Die offiziellen Dokumente der österreichischen Gesundheitspolitik zeigen traditionell ein geringes Verständnis für das Wesen der Gesundheitsökonomie. Die aktuelle Vereinbarung gemäß Art. 15a B-VG über die Organisation und Finanzierung des Gesundheitswesens (BGL I Nr. 98/2017) sieht unter anderem die „Forcierung gesundheitsökonomischer Ansätze“, in wechselseitiger Übereinstimmung mit der Vereinbarung gemäß Art. 15a B-VG Zielsteuerung-Gesundheit und unter besonderer Berücksichtigung der Patientenorientierung, als inhaltlichen Schwerpunkt vor.

Die genannte „Forcierung gesundheitsökonomischer Ansätze“ in einem politischen Papier zu Organisation und Finanzierung legt die Vermutung nahe, dass damit gemeint ist, dass alle Akteure – wohl unter besonderer Berücksichtigung der Patientenorientierung – sparsam mit Budgetmitteln umgehen sollten. Soweit so gut und richtig, mit Gesundheitsökonomie hat das aber eher weniger zu tun. Ökonomie und sohin auch ihr junger Spross mit Namen „Gesundheitsökonomie“ betreiben keinen geizgeifernden Kaufmannsladen und vollführen schon gar nicht mathematisch-statistischen Hokuspokus, mit vielen Formeln und Tabellen, zum Gaudium der staunenden Menge, die danach artig applaudiert und unbeeindruckt nachhause geht. 

Ökonomie ist ein Kind der Moralphilosophie

Ihr Zweck ist das Stellen der zentralen Frage: Was sollen wir tun? Ihre Aufgabe ist die Aufbereitung aller relevanten Grundlagen, um die Frage „Was sollen wir tun“ für politische EntscheidungsträgerInnen und für die BürgerInnen gut verstehbar und gut beantwortbar zu machen. Wenn wir unseren Blick kurz in die jüngere Vergangenheit und danach über den Horizont schweifen lassen, dann sehen wir eine Reihe innovativer aber auch hochpreisiger Medikamente näherkommen, die EntscheidungsträgerInnen wohl spontan denken oder ausrufen lassen: „Was sollen wir tun?“ Zunehmend mehr gesundheitspolitisch Verantwortliche im In- und Ausland erinnern sich, angesichts dieser dynamischen Entwicklung in der Pharmaindustrie, nun doch an die moralphilsophischen Wurzeln der Ökonomie und wollen mit Rückgriff auf Aristoteles und die mittelalterlichen Scholastiker das Instrument des „iustum pretium“ (des gerechten Preises) für Diskussionen zur Preisdämpfung teurer Medikamente in Dienst nehmen. 
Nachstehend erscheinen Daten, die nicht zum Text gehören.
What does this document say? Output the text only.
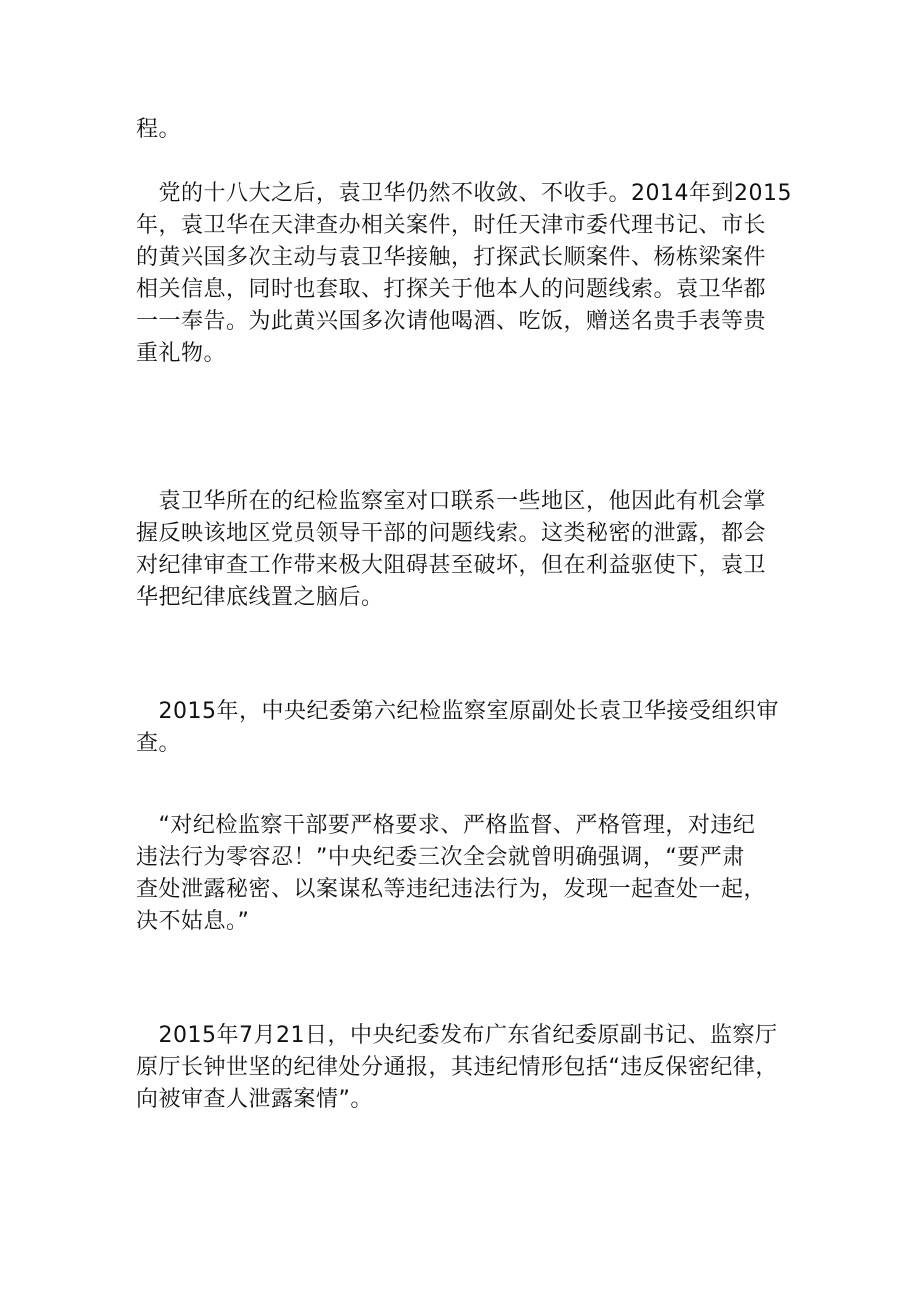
程。
　党的十八大之后，袁卫华仍然不收敛、不收手。2014年到2015
年，袁卫华在天津查办相关案件，时任天津市委代理书记、市长
的黄兴国多次主动与袁卫华接触，打探武长顺案件、杨栋梁案件
相关信息，同时也套取、打探关于他本人的问题线索。袁卫华都
一一奉告。为此黄兴国多次请他喝酒、吃饭，赠送名贵手表等贵
重礼物。
　袁卫华所在的纪检监察室对口联系一些地区，他因此有机会掌
握反映该地区党员领导干部的问题线索。这类秘密的泄露，都会
对纪律审查工作带来极大阻碍甚至破坏，但在利益驱使下，袁卫
华把纪律底线置之脑后。
　2015年，中央纪委第六纪检监察室原副处长袁卫华接受组织审
查。
　“对纪检监察干部要严格要求、严格监督、严格管理，对违纪
违法行为零容忍！”中央纪委三次全会就曾明确强调，“要严肃
查处泄露秘密、以案谋私等违纪违法行为，发现一起查处一起，
决不姑息。”
　2015年7月21日，中央纪委发布广东省纪委原副书记、监察厅
原厅长钟世坚的纪律处分通报，其违纪情形包括“违反保密纪律，
向被审查人泄露案情”。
Wie dachte das Mittelalter? 

Individueller Nutzen und Bedarf als Argumente für Preisfestlegungen wurden im Mittelalter in diesem Zusammenhang nicht berücksichtigt, sehr wohl aber die „communis aestimatio“ (die allgemeine Wertschätzung) der Gemeinschaft für bestimmte Waren. Eine auf gemeinschaftlicher Wertschätzung, das heißt eine am volkswirtschaftlichen Nutzen orientierte Betrachtungsweise im Gesundheitswesen, wäre etwa für die aktuelle Medikamentenpreis-Debatte so verkehrt ja nicht, auch und insbesondere nicht in Österreich.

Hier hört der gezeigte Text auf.